Untuk kasus UN SMA, dilihat dari waktu peristiwa tertangkapnya siswa yang membocorkan dan menyebarkan ‘kunci jawaban’, semua terjadi di luar sekolah dan pada waktu sore hari ini berarti bahwa kerawanan ‘pembocoran soal’ terjadi di luar lingkungan sekolah. Ini adalah hal yang masuk akal karena kalau disekolah penjagaan super ketat ada TPI dan Polisi. Nampaknya oknum yang membocorkan soal itu paham sekali liku-liku pengawasan UN jadi tidak berani melakukan hal itu di dalam lingkungan sekolah karena beresiko besar.
Pertanyaan mendasar semua ini adalah mengapa bisa demikian?, siapa yang melakukan hal demikian? Karena dengan adanya peristiwa ini yang menjadi korban adalah siswa . Mereka dijadikan alat untuk cuci tangan bagi orang yang ingin mencari ‘keuntungan’. Di sini lagi-lagi yang menjadi korban adalah siswa, seharusnya mereka focus mempersiapkan UN tapi malah berada di kantor polisi untuk diperiksa.

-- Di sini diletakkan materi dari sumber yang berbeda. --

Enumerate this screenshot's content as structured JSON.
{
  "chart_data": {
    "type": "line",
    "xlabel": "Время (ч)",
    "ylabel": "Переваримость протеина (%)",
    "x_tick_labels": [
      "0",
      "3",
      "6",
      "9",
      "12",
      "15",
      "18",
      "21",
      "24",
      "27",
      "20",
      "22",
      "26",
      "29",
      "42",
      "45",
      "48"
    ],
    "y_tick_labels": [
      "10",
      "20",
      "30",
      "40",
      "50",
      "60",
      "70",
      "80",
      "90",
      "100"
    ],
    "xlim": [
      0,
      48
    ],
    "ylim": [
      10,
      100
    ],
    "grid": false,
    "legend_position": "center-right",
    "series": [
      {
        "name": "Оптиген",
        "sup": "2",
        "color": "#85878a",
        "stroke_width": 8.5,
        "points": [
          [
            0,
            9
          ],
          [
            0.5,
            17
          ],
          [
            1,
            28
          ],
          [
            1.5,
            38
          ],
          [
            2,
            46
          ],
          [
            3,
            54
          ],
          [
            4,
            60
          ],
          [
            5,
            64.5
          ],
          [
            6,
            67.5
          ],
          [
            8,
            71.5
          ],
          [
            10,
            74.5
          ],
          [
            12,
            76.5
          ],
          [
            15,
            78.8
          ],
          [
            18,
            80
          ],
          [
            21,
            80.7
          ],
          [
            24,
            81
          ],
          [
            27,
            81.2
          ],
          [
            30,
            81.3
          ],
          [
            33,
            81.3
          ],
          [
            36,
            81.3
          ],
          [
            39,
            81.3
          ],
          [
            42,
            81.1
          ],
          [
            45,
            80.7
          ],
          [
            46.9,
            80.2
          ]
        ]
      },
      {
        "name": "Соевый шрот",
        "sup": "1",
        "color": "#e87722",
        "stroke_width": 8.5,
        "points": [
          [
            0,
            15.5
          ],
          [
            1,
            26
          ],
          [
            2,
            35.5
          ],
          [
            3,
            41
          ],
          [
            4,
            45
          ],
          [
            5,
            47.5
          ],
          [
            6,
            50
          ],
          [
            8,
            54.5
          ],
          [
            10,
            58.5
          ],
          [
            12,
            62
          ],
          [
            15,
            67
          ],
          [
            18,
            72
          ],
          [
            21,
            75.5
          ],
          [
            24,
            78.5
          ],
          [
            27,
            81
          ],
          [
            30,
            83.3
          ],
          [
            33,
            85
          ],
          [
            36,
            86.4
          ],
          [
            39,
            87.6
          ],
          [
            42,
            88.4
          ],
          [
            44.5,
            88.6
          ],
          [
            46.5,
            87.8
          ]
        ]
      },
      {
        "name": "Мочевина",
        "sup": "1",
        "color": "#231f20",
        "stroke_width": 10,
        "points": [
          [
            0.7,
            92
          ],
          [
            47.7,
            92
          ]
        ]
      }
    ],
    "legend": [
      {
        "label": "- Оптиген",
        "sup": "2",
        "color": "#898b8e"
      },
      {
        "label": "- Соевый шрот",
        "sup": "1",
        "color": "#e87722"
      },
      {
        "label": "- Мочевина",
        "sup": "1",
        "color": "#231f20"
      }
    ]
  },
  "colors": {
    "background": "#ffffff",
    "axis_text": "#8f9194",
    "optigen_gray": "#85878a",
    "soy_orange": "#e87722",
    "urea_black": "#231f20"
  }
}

Bila melihat kasus di atas terjadinya kebocoran soal itu terjadi diluar tahapan atau alur penyelenggaraan UN, terpisah dari aktivitas pemantauan TPI. Jadi kalau ada pertanyaan mengapa TPI tidak tahu atau mencegah hal itu terjad, karena hal itu berada di luar kewenangan TPI, TPI tidak berkewajiban menginvestigasi atau menyelidiki tetapi hanya pengawasan sesuai dengan POS (pedoman Operasional Standar) UN yang berlaku.
UN dihapuskan atau direvisi ?
Banyak kalangan yang ingin menghapuskan UN (ujian Nasional), tetapi itu adalah hal yang keliru, karena dimanapun yang namanya proses pembelajaran setelah menyelesaikan sebuah program harus dilakukan evaluasi atau ujian. Bila tidak, maka tidak dapat diketahui keberhasilan pembelajaran itu. Namun demikian, mungkin ke depan UN teknisnya harus direvisi. UN harus selaras dengan karakter kurikulum yang berlaku di Sekolah. Apabila pendekatan yang digunakan adalah KTSP (kurikulum Tingkat Satuan Pendidikan) maka ujian nasional pun harus senapas dan selaras dengan kurikulum itu. Bisa dikatakan UN yang sekarang hanya mengukur domain kognitif saja, pada hal dalam KTSP pendekatannya sudah pada domain kompetensi.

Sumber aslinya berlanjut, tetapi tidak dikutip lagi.